Departing from Olivetti’s progressive activities after WWII—which were materialized through the design of products, architecture, urban planning and sociocultural services—this project investigates a modern and industrial endeavor through the production of a new installation work that is put at service of a reflection on the company's interdisciplinary philosophies. Informed by both Olivetti's exhibition displays and research on archival material, the installation work will present an investigation of a historical process of multilayered interactions between the fields of art, design, architecture, and technology, as related to corporative social developments. The project aims to speculate productively on the possibilities of engagements between aesthetics, design, economy, and technology with sociocultural practices in the turning of a mechanical era towards a new techno-industrial period. Here, products and architecture were developed not only from an economical perspective but as carriers of scientific, technical, and social progress towards the promotion of a cultural and political agenda of development.

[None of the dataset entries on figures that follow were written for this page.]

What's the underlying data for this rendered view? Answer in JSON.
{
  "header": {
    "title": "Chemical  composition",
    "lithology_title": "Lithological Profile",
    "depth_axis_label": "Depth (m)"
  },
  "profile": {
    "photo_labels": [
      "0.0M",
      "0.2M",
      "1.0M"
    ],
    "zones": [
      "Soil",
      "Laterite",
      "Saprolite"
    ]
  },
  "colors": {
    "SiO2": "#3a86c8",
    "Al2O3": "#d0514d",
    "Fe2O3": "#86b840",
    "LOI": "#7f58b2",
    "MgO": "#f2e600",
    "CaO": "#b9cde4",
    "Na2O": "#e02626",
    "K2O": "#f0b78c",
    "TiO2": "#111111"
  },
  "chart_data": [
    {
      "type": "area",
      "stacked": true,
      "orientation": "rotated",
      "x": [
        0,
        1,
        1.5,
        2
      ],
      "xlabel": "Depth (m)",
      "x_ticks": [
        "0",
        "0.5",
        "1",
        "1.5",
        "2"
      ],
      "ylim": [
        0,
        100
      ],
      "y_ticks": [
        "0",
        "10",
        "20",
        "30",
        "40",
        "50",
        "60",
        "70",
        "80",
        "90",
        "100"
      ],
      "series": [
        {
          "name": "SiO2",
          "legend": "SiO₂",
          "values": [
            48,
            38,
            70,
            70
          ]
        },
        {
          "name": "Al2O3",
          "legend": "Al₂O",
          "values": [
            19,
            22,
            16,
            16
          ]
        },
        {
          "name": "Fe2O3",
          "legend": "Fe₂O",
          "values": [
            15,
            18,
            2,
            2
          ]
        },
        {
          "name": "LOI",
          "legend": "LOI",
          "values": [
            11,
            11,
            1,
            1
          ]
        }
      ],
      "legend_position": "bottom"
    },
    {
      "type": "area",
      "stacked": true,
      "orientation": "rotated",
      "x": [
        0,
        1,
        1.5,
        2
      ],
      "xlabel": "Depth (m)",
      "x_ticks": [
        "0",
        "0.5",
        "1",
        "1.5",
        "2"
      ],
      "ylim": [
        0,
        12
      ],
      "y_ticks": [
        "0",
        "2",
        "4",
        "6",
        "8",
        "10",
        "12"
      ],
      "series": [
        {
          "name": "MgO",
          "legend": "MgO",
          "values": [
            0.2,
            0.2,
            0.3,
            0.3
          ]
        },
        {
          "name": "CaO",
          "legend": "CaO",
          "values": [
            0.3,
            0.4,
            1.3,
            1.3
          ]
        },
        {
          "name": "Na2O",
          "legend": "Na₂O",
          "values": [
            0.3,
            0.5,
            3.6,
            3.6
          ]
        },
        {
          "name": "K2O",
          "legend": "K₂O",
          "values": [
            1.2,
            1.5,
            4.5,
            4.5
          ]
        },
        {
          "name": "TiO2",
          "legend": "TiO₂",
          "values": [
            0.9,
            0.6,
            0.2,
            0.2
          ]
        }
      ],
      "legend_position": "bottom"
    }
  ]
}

Beto Shwafaty is an artist and researcher based in Brazil. He obtained a master's degree in visual arts and curatorial studies from Nuova Accademia di Belle Arti–NABA (Milano, 2010), and attended Simon Starling's classes at the Staedelschule (Frankfurt am Main, 2011). Shwafaty has been involved with collective, research-based curatorial and spatial practices since early 2000s, and as a result, his own practice explores the converging spheres of critical design, spatial politics, knowledge economy, and visual culture in ways that assume art is a productive system able to stimulate changes and reflections on social behavior and cognition when related to historical, interdisciplinary, and public issues. Shwafaty's work has been exhibited at Eternal Tour (São Paulo, 2012); Mythologies, Cité des Arts (Paris, 2011); the 4th IABR: Urbaninform Section (Rotterdam, 2009); and the 3rd Utrecht Manifest (Utrecht, 2009). He has collaborated with Francesco Jodice in the production of São Paulo City Tellers, a docu-fiction film for the 27th São Paulo Biennial (2006). Recently, Shwafaty published The Life of The Centers (2013), a docu-fictional photo-book that approaches some historical flows of urban development in three regions of São Paulo.